# Preview for Harry



## Maurice (Sep 24, 2004)

So, Harry, this is what it will be like when you really get into bowls!


----------



## BernieW (Sep 12, 2006)

Those are a great looking bunch of bowls Maurice. Yep Harry had better get on the stick as he has a lot of catching up to do.:haha:


----------



## Glenmore (Sep 10, 2004)

Maurice, Harry going love this ahahaha. Great looking bowls Looks like you are going to have a lot of company over for dinner.


----------



## Bob N (Oct 12, 2004)

That is one fantastic looking collection of bowls :yes4:


----------



## harrysin (Jan 15, 2007)

I'm feeling quite sick inside Maurice, I don't have enough years left in which to learn the skills that you and Bernie have. What a wonderful collection Maurice, I can understand why you're loathe to part with any one of them.


----------



## xplorx4 (Dec 1, 2008)

That is am outstanding display of fine craftsmanship. Excellent work!!


----------



## Maurice (Sep 24, 2004)

Our Great Creator put those bowls in the tree when He created it.
It was a privilege for me to use my skills to get them out.
But I have to choose, 2 more leaves in the dining room table or sell some.
the LOML says sell!


----------



## Dr.Zook (Sep 10, 2004)

Way to go Mo. You just blew Harrys mind, whats left of it. Great looking collection tho.


----------



## BernieW (Sep 12, 2006)

harrysin said:


> I'm feeling quite sick inside Maurice, I don't have enough years left in which to learn the skills that you and Bernie have. What a wonderful collection Maurice, I can understand why you're loathe to part with any one of them.

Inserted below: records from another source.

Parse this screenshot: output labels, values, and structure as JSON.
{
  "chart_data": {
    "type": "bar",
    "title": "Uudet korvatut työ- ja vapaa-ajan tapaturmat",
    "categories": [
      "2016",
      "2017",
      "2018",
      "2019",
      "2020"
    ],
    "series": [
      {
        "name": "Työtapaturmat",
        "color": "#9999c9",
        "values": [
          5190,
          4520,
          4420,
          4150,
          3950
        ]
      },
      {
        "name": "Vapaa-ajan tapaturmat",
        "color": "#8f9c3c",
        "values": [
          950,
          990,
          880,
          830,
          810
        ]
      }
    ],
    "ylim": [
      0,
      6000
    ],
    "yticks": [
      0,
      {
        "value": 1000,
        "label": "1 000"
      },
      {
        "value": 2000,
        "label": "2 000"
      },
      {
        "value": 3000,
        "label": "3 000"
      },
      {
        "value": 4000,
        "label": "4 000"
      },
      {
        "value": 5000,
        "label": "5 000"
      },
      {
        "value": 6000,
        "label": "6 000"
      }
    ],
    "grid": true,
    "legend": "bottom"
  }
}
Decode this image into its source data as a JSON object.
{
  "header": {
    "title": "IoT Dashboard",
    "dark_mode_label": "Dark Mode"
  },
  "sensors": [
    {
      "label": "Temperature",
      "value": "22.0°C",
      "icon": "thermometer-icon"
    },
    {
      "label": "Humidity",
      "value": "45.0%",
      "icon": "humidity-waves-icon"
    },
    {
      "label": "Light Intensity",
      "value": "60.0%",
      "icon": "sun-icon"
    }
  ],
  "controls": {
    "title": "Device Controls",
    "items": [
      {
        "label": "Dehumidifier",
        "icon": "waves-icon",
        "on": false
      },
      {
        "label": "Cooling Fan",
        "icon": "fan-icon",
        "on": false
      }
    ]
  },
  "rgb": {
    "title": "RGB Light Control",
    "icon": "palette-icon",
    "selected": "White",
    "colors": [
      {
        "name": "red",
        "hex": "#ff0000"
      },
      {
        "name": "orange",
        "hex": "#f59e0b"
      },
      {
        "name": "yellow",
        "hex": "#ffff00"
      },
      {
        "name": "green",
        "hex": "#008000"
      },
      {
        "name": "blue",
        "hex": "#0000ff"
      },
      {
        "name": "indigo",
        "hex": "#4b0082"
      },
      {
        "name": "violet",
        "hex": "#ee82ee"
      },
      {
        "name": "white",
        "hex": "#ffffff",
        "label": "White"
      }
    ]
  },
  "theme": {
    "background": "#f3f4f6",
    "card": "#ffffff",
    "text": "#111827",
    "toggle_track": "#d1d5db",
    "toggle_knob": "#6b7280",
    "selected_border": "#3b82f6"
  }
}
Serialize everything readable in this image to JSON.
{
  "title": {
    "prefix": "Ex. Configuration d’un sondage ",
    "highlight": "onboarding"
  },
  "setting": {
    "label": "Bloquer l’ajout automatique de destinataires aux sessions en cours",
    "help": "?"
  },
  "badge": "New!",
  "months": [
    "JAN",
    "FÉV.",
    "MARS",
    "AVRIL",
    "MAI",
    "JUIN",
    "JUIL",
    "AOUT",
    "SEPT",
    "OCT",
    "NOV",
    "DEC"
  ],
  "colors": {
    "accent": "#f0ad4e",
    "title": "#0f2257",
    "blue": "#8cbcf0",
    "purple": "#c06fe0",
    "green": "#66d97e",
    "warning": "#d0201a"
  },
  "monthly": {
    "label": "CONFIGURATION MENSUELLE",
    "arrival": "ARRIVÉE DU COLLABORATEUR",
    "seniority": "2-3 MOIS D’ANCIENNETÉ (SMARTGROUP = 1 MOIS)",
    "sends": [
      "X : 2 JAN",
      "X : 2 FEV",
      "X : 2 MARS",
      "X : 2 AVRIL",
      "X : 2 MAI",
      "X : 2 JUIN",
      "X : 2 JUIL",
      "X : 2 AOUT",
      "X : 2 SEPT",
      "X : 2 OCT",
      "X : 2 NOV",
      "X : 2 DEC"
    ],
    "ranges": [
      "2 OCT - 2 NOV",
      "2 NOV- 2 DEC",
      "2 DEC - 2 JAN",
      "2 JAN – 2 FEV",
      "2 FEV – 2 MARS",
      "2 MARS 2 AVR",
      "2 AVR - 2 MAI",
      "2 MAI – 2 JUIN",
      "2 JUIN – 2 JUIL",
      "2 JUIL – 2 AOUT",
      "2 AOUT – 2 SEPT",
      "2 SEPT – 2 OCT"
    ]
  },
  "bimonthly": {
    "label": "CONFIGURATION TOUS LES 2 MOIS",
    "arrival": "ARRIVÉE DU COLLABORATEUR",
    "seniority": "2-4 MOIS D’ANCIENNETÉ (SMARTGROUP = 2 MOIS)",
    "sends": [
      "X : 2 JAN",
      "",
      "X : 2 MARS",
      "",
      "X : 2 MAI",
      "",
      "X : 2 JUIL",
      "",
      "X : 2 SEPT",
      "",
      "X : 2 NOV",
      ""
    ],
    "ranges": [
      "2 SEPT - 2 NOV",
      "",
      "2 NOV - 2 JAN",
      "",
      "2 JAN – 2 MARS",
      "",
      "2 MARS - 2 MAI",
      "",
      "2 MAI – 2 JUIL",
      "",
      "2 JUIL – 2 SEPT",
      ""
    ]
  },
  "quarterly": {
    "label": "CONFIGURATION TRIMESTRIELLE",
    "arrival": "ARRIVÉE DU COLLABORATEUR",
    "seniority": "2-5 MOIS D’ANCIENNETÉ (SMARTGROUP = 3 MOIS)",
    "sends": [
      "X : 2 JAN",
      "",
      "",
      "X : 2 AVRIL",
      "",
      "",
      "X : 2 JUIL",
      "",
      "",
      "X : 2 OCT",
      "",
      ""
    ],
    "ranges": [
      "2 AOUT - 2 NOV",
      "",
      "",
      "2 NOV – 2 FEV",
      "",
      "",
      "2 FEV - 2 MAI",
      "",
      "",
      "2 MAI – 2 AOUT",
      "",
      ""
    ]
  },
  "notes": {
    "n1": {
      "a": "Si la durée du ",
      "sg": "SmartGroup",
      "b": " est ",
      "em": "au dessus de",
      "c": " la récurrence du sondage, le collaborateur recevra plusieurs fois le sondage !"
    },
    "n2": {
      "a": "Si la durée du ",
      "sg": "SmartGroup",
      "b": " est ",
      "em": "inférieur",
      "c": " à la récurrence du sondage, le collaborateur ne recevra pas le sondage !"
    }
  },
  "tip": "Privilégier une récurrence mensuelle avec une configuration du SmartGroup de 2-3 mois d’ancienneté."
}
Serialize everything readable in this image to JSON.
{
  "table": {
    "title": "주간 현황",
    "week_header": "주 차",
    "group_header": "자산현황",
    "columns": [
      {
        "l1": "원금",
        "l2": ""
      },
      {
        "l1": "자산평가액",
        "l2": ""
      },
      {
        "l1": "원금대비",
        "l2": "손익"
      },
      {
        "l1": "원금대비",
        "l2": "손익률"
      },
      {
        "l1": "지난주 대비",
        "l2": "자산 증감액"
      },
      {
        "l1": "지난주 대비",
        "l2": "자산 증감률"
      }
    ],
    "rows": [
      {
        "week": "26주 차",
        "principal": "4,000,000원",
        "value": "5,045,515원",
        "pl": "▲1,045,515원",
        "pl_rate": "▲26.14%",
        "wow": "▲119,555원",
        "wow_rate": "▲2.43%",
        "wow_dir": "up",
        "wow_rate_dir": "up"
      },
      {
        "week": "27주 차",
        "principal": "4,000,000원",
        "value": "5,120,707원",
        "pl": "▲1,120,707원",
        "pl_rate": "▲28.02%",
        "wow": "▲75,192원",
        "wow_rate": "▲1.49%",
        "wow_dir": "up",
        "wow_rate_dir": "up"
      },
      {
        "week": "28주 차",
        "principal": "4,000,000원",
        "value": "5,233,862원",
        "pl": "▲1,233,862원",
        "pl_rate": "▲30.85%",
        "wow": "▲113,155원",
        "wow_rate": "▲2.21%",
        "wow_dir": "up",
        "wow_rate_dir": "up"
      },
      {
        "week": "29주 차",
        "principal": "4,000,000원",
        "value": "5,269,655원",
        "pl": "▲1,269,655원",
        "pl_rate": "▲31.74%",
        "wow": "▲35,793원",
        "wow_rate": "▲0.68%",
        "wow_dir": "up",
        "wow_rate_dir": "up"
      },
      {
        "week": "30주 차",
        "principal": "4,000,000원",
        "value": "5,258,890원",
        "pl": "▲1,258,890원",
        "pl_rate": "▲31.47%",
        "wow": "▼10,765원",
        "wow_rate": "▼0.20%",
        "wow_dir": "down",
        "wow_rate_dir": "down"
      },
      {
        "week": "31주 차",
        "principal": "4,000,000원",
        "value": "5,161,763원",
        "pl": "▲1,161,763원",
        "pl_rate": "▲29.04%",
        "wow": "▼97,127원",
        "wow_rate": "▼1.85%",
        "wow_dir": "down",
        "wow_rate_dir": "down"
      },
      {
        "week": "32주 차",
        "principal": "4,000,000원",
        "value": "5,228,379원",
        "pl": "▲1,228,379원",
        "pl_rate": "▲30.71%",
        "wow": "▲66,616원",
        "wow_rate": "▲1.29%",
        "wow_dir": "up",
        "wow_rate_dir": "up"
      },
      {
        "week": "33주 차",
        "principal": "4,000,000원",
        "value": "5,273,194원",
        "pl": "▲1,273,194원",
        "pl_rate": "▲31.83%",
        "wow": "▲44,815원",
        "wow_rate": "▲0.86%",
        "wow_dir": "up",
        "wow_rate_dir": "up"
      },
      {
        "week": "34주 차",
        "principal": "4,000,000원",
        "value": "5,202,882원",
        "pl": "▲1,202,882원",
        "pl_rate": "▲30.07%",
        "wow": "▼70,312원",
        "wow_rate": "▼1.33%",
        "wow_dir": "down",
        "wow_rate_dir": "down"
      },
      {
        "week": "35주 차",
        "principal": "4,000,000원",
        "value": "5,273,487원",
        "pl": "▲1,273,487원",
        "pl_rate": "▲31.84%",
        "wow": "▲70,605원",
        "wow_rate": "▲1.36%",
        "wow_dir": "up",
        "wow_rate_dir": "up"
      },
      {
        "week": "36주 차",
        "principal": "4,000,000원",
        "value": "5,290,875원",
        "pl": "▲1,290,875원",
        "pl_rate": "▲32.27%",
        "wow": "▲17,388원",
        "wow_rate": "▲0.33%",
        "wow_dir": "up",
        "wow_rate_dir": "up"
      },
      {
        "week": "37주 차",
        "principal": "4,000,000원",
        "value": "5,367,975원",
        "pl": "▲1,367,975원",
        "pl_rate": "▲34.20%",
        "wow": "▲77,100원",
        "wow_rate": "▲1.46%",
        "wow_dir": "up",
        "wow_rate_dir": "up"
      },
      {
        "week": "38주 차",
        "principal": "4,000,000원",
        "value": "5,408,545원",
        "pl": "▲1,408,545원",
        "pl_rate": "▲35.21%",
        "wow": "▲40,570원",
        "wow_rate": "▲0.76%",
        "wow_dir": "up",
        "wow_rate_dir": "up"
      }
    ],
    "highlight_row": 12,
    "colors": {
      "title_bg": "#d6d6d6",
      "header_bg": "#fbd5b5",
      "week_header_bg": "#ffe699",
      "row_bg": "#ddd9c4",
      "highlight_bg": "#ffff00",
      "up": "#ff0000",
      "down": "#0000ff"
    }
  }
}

Oh Harry just get on the stick and start turning bowls. You'll be great in no time.


----------



## harrysin (Jan 15, 2007)

BernieW said:


> Oh Harry just get on the stick and start turning bowls. You'll be great in no time.


I'm thinking of printing out your remarks Bernie in the largest font available and pinning it to to lathe, if I keep repeating "I'll be great in no time", who knows what may happen!


----------



## BernieW (Sep 12, 2006)

Harry my friend. I have no doubt you could and would be good sir.


----------